Promising young athletes

Clementine Ford has some thoughts on Brock Turner.

Turner did not present to the world as the archetypal monster dwelling in shadowed alleyways. He was attending Stanford on a sports scholarship as an accomplished swimmer with aspirations to one day compete at the Olympics. He is from a privileged white background, with enough family money and support to hire the kind of expensive lawyers who usually appear on behalf of the of well taken care of privileged white sons defending themselves against rape charges. It has been suspiciously difficult to track down the police mugshot taken after his arrest; instead, media reports throughout the trial have been littered with smiling photographs of what is no doubt an attempt to portray a ‘promising young athlete in happier times’.

These tactics are employed deliberately. Not, as you might think, in an attempt to humanise a rapist – but to massage that niggling impulse to associate rape with certain traits. A promising young athlete with friends, teammates and well-to-do parents can’t possibly be a rapist! There must be some other explanation – alcohol consumption, perhaps, and poor reasoning skills. Misread signals. A life-altering mistake.

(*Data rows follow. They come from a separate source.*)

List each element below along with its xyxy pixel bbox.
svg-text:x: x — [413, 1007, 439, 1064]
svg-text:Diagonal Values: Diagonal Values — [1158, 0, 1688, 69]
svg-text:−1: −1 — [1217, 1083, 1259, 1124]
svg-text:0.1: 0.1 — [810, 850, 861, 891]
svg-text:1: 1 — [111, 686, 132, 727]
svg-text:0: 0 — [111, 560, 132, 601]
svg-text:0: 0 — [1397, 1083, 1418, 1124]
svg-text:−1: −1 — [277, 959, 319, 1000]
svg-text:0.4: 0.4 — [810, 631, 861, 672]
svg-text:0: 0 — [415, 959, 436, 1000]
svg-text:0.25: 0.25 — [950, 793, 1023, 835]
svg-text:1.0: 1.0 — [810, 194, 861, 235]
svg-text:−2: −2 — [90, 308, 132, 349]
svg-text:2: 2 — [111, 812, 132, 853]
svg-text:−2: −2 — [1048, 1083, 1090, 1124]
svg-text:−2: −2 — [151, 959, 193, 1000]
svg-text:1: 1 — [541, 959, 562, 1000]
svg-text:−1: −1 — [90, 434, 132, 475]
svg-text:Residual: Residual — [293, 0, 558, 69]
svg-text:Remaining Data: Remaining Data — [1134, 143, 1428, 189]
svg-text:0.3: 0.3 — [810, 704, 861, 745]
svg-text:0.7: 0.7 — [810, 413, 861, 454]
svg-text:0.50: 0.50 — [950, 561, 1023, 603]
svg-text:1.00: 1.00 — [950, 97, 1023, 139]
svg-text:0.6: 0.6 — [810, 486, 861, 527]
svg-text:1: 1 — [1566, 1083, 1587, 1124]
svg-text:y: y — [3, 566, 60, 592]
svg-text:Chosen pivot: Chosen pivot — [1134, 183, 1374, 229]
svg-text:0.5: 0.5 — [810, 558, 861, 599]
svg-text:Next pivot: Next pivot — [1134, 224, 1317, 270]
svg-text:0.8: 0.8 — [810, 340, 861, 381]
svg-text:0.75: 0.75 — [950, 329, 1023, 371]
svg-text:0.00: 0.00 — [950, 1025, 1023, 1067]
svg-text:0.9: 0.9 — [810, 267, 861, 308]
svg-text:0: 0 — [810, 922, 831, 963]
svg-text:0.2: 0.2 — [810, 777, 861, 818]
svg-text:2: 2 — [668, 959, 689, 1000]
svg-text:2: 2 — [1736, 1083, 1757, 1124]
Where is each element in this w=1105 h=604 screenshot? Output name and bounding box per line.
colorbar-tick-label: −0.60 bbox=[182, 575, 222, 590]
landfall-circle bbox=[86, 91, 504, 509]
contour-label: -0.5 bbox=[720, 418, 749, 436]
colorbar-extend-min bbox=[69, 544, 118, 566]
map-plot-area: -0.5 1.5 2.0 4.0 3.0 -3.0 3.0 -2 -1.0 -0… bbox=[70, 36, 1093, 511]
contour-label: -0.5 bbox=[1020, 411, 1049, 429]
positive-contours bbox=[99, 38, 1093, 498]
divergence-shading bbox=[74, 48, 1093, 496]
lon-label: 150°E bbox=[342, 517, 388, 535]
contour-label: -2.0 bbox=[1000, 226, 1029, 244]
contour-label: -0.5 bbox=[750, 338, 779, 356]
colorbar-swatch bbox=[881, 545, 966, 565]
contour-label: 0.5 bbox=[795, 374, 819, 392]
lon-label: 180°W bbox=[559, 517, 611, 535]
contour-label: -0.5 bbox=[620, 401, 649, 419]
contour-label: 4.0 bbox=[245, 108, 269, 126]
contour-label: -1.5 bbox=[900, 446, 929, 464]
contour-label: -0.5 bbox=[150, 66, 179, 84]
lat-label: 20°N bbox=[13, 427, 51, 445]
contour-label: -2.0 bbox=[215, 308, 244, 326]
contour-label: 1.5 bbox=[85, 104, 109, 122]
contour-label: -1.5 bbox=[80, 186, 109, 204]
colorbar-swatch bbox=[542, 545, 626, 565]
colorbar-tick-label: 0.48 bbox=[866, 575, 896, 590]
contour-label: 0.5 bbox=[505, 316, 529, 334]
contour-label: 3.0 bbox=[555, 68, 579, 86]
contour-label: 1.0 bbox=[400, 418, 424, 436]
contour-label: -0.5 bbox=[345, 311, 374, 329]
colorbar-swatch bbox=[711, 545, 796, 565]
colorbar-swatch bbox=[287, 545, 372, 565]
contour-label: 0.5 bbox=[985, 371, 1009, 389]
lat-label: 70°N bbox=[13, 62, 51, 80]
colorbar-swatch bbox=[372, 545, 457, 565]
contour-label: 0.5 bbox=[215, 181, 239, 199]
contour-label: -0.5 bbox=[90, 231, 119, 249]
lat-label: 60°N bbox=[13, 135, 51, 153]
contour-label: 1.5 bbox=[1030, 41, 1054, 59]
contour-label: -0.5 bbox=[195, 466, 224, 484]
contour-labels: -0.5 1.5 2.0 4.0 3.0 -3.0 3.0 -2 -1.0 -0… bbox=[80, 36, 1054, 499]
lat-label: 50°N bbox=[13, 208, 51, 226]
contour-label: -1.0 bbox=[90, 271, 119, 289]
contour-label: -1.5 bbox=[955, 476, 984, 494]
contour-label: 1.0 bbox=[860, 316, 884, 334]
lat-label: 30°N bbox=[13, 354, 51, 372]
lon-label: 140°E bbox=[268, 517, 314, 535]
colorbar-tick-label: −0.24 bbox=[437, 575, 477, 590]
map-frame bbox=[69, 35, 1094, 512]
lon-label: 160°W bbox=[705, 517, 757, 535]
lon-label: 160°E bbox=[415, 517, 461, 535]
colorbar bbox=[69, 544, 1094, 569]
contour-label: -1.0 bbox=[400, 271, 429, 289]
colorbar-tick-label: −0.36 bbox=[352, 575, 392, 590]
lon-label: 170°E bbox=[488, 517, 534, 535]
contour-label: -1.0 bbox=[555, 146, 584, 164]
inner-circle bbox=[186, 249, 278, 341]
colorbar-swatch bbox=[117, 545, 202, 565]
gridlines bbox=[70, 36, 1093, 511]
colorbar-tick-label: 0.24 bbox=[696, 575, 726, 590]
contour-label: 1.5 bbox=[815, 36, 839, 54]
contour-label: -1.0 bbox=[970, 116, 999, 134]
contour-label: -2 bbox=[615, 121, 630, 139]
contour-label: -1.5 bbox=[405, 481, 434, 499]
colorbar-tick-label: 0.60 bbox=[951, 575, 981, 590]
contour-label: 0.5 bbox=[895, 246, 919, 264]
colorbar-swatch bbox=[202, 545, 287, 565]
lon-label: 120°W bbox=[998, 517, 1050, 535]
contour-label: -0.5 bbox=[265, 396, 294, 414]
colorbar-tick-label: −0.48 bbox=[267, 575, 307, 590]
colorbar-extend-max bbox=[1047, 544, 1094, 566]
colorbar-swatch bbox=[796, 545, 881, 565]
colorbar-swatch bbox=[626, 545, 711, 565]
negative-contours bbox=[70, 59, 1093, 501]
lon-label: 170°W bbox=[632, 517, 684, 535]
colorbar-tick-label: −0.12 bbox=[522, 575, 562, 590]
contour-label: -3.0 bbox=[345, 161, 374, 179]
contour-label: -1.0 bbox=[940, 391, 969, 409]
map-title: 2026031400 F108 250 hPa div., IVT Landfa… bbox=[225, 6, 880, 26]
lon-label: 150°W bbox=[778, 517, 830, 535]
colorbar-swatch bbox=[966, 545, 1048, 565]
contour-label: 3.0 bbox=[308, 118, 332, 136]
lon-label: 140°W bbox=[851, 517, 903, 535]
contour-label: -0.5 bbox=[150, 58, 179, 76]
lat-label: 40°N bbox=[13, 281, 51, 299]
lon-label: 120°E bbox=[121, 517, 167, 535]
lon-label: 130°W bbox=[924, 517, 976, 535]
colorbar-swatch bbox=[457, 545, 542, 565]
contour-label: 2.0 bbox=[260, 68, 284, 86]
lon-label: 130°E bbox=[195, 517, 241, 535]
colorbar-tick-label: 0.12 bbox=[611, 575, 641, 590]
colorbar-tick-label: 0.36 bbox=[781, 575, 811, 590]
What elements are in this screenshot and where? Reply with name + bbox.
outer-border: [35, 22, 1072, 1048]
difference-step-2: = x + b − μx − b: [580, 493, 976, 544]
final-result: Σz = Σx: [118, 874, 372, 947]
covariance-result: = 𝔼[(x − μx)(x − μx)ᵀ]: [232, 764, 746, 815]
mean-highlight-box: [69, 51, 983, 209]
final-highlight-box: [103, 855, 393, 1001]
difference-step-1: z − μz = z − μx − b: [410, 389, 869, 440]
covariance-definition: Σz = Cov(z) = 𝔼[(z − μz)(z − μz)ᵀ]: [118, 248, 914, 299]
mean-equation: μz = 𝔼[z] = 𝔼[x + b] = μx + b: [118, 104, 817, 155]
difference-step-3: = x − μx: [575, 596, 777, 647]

Being a promising young athlete does not provide a protective charm against criminal activity, but this is the message that has been all too often sent by judges, lawyers and community members intent on protecting young men from the consequences of their violence and entitlement.

Indeed. But I would go beyond “being an athlete isn’t a defense” and “being an athlete doesn’t magically rule out being a rapist” to make it an affirmative thing – being a promising young athlete may well encourage rapey ideation. Why wouldn’t it? At least, why wouldn’t it in cultures that overvalue male athletes and undervalue women?

What’s true about promising young male athletes? That they get masses of social validation, not to say hero worship. That they spend a lot of time with other promising young male athletes, who all get masses of social validation / hero worship. That these tribes of promising young male athletes tend to be very macho, and very contemptuous of all things female. (How do they provoke each other? By saying things like, “You need to take the tampon out of your pussy.”) That all this adds up to a sense of entitlement coupled with contempt for girls and women. You do the math.